Quotas allegation a ‘red herring’

The African National Congress condemned the DA’s legal challenge as a regressive attempt to derail South Africa’s constitutional transformation agenda.

“This regressive action is not only an affront to the national Constitution, but a direct assault on the very foundation of South Africa’s transformation journey – a journey paved with the sacrifices of those who fought against apartheid’s racial capitalism and institutionalised exclusion,” the ANC said.

The party rejected the DA’s argument that section 15A imposes quotas, calling it a misrepresentation of the Act’s purpose.

“The Employment Equity Act is not about quotas. It is about justice. It is about correcting structural imbalances in the economy and ensuring that all South Africans have a fair shot at opportunity.”

The ANC added that the Constitution requires not only formal equality but meaningful redress:

“We must remind the DA and its allies that South Africa’s Constitution explicitly recognises the need to redress past injustices and to achieve substantive equality. The Employment Equity Amendment Act is a critical tool in realising that vision, particularly in a country where white South Africans, who make up less than 8% of the population, still dominate top management positions in the private sector.”

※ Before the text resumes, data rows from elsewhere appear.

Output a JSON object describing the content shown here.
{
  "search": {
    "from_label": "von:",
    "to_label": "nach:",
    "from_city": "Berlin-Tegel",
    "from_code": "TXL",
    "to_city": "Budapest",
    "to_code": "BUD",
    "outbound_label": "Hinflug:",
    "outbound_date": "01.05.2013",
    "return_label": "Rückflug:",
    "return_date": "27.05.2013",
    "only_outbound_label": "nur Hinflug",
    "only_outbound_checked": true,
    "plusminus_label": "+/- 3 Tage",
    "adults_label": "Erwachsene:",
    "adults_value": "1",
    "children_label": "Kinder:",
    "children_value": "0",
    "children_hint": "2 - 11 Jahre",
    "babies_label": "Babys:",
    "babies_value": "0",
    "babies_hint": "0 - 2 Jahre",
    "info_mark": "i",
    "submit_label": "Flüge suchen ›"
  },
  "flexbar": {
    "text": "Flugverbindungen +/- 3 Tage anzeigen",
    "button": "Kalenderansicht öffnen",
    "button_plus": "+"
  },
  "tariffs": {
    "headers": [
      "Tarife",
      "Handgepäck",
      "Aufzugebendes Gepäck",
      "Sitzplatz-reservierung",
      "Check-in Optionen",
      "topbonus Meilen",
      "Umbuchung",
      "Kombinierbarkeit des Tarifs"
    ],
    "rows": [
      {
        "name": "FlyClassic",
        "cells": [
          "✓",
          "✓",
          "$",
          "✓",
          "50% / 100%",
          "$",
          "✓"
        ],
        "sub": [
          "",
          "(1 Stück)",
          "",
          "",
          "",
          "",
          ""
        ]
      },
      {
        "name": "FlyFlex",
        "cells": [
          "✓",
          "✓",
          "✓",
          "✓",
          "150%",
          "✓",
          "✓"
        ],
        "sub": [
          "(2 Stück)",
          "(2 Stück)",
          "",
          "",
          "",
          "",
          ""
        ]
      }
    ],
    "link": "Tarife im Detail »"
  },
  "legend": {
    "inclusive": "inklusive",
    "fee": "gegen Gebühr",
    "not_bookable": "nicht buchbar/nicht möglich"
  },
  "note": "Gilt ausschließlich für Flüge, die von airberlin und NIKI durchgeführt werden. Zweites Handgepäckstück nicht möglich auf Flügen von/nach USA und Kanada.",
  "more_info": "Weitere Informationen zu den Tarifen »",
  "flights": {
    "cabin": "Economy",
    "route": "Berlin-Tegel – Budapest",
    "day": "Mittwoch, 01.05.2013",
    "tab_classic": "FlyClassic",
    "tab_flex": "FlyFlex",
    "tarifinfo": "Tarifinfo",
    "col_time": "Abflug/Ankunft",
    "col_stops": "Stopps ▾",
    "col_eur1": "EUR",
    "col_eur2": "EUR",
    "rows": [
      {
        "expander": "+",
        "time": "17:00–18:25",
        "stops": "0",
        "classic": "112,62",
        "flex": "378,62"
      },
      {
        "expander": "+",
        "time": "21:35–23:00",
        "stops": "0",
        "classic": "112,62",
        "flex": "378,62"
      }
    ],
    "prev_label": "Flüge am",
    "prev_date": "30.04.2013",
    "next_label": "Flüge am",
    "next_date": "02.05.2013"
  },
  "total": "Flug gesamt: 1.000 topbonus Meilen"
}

In their heads of argument opposing the DA’s application, Meth and the Commission for Employment Equity (first and second respondents) defended the EEAA as a constitutional measure to promote genuine workplace equality.

Advocate Fana Nalane, representing the respondents, argued the legislation aligns with section 9(2) of the Constitution and does not impose quotas.

“The Amendment Act seeks to level the fields and ensure equal opportunities,” he said.

The respondents noted that section 15A permits the minister to set numerical targets by sector and region, and that employers retain flexibility to justify non-compliance where reasonable grounds exist.

“A literal reading of section 15A does not say or suggest that it contemplates the imposition of quotas,” they argued.

They also challenged the DA’s characterisation of the law as inflexible, highlighting procedural safeguards. Designated employers must file annual equity reports with the director-general. Penalties may be sought in the Labour Court if reports are not submitted, or employment equity plans are not implemented. However, employers are entitled to provide reasonable explanations, and the Labour Court maintains oversight in disputes.

The respondents described the DA’s arguments as an effort to derail a legitimate and constitutional redress initiative.

“The Amendment Act is an honest, bona fide and constitutional commitment to end the effects of decades of systematic racial discrimination entrenched by the apartheid legal order. The DA seems committed to derailing that endeavour wherever it may arise. We urge this court not to allow that.”